Why Centre’s Proposed Amendments To IAS Cadre Rules Are Drawing Flak

| Updated: January 22, 2022 5:32 pm

On January 12, the Department of Personnel and Training (DoPT) in a letter to the chief secretaries of all state governments, set out a ‘Proposal for Amendments in IAS (Cadre) Rules, 1954’, saying that an officer whom the Union government wishes to put on deputation would “stand relieved” from his or her respective cadre, irrespective of the concerned state government’s consent within a stipulated time.

These proposed amendments to the IAS (Cadre) Rules would allow the Union government larger control over the deputation of IAS officials. While the DoPT says the amendments seek to overcome the shortage of IAS officers in the Union government, the proposed new rules will also take away the power of states to veto New Delhi’s request for officers.

The proposal has already been labelled ‘draconian’ by West Bengal chief minister Mamata Banerjee, who protested the move. As of now, a total of six states have written to the DoPT opposing the rules.

Currently, states can veto an IAS or IPS officer’s Central deputation, or issue an objection or no objection notice. The proposed amendment would take this power away.

The Union government has given only 12 days to state governments to send their comments, even as five states head for assembly elections. In its letter the DoPT said that the states “are not sponsoring an adequate number of officers for Central deputation”, and the number of officers is not sufficient to meet the latter’s requirement.

There is a feeling among many state governments that the proposed rules will severely affect their ability to implement policies and oppose arbitrary decisions of the Union government.

The amendments have conjured mixed responses from former civil servants, some of whom questioned the need to make the changes.

Wajahat Habibullah, a former chairperson of the National Commission for Minorities and a retired IAS officer, told The Wire, “The cadre had been organized on the lines of a federal civil service, so officers would be working as officers of the state, the services had always been a meeting ground between the federal and the unitary fold of our government”.

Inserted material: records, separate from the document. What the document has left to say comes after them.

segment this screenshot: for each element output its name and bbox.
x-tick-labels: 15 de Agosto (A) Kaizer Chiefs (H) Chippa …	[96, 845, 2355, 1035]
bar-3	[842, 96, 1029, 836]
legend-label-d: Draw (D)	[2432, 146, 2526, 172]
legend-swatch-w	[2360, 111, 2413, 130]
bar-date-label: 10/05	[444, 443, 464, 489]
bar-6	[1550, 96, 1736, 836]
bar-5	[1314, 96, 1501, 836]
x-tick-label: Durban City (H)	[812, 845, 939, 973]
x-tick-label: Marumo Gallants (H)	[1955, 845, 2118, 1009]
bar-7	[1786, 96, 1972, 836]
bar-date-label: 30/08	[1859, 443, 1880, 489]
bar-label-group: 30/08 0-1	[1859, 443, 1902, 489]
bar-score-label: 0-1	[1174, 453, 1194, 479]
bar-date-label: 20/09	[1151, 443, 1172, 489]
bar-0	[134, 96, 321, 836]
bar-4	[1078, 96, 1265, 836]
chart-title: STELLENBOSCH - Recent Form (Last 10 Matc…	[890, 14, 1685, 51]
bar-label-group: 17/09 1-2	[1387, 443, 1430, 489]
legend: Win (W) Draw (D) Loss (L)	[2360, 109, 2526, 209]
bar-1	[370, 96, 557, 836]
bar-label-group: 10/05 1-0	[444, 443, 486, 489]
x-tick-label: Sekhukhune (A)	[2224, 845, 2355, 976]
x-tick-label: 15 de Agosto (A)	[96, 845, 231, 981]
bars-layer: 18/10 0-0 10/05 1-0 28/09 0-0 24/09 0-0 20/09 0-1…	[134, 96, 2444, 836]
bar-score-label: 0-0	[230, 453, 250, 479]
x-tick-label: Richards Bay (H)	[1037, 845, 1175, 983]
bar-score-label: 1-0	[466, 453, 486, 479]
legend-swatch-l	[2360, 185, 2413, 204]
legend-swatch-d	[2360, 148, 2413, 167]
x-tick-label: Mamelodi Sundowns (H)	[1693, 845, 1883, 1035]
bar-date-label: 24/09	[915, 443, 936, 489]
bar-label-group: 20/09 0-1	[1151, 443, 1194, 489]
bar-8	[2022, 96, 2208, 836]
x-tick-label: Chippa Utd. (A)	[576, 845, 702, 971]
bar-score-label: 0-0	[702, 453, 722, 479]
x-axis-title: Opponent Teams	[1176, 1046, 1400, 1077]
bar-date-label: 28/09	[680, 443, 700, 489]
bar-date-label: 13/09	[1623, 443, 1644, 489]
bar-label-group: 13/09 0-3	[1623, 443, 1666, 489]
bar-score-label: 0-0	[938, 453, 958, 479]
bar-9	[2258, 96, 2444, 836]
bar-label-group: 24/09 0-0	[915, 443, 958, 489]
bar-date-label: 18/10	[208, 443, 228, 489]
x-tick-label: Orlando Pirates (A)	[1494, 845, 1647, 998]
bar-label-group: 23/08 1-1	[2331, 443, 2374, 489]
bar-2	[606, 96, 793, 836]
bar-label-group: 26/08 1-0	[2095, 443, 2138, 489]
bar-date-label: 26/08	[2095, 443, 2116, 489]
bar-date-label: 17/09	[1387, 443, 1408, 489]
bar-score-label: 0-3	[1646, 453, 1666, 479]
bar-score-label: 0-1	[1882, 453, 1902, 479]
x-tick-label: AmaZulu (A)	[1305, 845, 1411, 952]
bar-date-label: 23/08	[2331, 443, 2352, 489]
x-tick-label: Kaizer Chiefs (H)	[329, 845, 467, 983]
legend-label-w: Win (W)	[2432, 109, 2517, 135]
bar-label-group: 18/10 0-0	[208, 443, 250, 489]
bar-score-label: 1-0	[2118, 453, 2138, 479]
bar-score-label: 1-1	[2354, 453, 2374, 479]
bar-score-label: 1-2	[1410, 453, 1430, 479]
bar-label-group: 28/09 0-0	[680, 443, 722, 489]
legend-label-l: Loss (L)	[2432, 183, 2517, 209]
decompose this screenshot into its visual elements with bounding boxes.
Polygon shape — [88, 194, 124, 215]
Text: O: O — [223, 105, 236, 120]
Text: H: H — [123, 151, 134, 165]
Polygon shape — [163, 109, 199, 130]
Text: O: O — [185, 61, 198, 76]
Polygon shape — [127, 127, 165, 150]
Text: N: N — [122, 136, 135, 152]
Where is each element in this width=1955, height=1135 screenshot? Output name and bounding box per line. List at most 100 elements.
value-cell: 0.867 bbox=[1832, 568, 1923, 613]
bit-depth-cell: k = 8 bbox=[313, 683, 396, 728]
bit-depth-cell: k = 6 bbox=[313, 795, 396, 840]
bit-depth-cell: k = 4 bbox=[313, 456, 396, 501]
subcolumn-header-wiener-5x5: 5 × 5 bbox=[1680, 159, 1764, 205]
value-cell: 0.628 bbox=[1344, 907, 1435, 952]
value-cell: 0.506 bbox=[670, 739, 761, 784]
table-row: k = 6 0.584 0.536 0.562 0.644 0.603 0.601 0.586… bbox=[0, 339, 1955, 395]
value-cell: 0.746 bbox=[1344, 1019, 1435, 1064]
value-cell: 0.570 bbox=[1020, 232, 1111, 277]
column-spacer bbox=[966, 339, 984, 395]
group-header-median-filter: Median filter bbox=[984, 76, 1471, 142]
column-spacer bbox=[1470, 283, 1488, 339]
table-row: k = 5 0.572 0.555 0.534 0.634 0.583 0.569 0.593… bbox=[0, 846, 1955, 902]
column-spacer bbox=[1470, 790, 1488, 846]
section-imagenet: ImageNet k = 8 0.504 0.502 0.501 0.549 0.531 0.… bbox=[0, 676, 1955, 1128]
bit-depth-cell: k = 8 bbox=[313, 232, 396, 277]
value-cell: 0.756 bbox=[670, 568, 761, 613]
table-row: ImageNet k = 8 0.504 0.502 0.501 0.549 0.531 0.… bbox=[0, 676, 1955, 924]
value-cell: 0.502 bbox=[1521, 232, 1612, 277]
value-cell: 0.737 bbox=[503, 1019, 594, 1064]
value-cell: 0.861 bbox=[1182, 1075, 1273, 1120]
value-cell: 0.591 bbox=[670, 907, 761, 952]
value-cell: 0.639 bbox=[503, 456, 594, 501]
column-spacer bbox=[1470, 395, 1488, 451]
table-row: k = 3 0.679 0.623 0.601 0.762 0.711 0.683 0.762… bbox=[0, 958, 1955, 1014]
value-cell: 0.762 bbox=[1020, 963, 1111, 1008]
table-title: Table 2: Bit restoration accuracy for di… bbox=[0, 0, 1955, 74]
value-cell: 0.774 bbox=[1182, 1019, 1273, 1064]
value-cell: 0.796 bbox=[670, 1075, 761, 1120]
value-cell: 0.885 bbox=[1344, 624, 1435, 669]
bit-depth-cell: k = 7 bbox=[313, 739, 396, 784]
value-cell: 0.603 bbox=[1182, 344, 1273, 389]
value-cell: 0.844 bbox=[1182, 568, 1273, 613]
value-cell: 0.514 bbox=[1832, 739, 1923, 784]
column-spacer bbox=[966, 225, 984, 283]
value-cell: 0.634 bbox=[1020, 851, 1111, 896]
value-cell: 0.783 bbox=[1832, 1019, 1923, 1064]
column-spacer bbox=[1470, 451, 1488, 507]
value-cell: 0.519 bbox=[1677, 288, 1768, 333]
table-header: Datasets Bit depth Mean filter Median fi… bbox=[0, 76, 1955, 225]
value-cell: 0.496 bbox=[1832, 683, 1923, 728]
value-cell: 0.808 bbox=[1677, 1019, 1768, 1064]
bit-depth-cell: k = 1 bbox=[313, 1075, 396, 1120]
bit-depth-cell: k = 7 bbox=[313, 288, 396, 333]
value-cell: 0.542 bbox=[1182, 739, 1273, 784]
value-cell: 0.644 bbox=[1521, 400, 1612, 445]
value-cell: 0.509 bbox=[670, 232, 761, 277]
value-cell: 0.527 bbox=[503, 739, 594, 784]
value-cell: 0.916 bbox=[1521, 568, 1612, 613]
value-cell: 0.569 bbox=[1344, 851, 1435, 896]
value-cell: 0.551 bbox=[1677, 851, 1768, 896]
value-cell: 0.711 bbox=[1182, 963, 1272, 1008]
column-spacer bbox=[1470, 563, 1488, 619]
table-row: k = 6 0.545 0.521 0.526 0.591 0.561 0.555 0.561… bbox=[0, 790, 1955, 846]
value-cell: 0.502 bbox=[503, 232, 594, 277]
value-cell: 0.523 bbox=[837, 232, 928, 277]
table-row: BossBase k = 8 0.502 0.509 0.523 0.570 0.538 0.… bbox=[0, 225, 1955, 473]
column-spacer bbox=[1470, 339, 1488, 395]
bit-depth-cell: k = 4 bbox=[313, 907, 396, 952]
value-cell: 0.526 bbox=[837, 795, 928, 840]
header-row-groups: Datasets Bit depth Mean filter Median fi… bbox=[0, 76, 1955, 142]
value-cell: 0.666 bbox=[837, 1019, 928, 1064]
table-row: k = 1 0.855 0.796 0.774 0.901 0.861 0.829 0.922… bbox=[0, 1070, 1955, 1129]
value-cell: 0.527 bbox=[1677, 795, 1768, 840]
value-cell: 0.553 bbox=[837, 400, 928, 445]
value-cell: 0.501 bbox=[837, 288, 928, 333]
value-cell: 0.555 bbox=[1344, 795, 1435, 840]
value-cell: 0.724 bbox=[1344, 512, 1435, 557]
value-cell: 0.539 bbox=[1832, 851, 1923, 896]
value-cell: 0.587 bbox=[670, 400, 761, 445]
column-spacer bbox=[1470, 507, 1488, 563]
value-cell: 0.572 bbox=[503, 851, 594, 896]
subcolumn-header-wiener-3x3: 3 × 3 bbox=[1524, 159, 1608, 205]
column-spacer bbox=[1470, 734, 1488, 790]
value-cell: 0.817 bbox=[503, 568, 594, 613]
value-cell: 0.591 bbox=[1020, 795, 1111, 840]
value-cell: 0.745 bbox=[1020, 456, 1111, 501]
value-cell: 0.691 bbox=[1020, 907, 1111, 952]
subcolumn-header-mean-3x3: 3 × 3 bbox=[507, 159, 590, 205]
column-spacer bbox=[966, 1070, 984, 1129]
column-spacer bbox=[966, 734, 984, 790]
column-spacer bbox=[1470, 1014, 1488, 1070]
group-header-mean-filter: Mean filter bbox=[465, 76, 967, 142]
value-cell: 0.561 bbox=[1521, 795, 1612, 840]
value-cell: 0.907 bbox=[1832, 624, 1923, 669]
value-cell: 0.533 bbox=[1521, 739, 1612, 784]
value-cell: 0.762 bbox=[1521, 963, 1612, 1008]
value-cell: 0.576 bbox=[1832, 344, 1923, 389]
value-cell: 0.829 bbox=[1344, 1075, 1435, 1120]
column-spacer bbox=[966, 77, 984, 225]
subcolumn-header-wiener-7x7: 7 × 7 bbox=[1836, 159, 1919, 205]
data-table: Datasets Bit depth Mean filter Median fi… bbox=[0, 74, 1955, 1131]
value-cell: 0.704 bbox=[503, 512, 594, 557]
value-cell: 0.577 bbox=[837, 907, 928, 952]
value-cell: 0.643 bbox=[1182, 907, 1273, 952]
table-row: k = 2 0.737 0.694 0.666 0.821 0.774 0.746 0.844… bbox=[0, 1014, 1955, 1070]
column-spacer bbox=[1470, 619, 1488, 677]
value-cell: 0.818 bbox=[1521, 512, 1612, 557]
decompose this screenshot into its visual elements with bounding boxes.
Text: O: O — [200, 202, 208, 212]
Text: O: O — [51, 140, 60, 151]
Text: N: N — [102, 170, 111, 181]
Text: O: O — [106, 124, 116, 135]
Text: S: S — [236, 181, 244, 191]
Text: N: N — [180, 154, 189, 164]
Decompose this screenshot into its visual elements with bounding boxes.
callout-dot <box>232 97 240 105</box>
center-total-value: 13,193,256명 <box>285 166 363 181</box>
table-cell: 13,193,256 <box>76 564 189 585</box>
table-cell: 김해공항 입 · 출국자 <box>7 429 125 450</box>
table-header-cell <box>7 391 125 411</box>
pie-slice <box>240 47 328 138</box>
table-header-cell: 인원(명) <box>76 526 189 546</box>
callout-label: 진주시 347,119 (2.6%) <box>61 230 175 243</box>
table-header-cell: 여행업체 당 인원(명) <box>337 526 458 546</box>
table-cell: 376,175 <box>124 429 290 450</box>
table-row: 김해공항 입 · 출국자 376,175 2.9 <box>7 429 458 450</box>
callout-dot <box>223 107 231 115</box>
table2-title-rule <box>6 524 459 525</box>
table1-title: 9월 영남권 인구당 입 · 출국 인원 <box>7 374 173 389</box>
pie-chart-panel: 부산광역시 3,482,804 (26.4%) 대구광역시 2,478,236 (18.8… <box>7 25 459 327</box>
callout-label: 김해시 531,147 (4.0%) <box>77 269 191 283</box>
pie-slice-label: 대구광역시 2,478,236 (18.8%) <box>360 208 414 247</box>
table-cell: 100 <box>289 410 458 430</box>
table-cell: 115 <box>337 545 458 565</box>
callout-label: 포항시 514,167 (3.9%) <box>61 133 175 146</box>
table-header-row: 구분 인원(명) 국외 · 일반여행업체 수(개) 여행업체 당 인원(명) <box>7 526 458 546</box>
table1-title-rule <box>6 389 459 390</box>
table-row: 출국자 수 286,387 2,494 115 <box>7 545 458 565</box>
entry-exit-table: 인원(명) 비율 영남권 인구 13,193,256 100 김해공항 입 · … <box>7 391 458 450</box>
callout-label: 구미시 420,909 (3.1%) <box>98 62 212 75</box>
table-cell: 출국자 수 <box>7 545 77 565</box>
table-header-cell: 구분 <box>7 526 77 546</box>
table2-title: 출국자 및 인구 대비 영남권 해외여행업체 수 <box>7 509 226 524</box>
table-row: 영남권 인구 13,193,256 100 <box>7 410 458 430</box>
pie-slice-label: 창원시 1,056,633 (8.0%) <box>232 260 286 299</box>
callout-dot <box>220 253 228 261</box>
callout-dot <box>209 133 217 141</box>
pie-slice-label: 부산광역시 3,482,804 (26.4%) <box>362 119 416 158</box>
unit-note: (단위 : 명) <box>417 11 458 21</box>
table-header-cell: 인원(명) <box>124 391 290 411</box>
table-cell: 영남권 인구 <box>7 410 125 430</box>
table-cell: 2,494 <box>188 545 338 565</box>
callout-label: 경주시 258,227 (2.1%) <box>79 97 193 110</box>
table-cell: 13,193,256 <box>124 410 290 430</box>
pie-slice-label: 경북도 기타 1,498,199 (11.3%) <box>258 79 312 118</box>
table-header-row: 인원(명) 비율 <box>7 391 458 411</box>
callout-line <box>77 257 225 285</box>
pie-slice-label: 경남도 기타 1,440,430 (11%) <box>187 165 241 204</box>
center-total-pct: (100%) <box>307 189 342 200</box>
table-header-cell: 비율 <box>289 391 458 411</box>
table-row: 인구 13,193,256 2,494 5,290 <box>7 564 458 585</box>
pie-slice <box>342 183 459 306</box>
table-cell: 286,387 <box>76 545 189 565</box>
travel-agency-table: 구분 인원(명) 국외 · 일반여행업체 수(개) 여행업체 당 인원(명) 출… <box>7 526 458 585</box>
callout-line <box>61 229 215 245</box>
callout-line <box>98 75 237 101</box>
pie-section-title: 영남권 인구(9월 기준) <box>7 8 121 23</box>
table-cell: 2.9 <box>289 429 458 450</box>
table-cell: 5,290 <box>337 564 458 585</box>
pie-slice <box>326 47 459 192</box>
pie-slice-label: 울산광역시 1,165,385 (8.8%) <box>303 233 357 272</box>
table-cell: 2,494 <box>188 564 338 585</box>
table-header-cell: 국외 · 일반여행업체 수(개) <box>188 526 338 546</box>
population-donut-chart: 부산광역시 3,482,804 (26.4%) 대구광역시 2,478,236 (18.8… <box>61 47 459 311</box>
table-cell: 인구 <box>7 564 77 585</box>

With the ability to undermine the state’s control over its officers, the Union government may forcefully transfer officers who are doing good work, he said. 

He further said, “My feeling is there should be greater decentralisation within the elected organs of the state, like the Panchayati Raj system. Greater control should be bestowed on people themselves, as was conceptualised during the Rajiv Gandhi government. I wouldn’t sound an alarm on this but if this is being done to gain greater control of the officers then this is not the way to go about it, trying to increase control will have its countereffects, it will weaken the federal nature of the civil services.”

Pointing toward the political nuances of this decision, Yashwant Sinha, the vice president of the Trinamool Congress and a former IAS officer, told The Wire that the BJP government was out to “destroy many fundamentals of the constitution, one of which is federalism”. He said that the present government has narrowed the powers of state governments.

“The idea is to make states as dependent on the Centre as possible. So that they have a strong Centre and the states are only vassals to them. IAS rules have stood the test of time and served the Union and state governments pretty well in the last 75 years, or ever since the constitution came. All India Services (AIS) are the best example under our constitution of cooperative federalism, that is sought to be destroyed,” said Sinha, who was minister of finance and external affairs in the A.B. Vajpayee government.

Sinha sees the AIS service cadre becoming a political football between the Union government and the states. He said that the proposed rules will destroy the autonomy of states, adding that the entire concept of cooperative federalism will go for a toss. “Everything that the BJP does is connected to their one overriding priority – winning elections,” Sinha explained.

R.K. Vij, who recently retired as special DGP of Chhattisgarh, however, said while there is no problem with officers being summoned for Central deputation, the words “specific situation” as written in the amendment are concerning. This suggests that these situations of requirement of Central deputation would be wholly determined by the Union government, he said.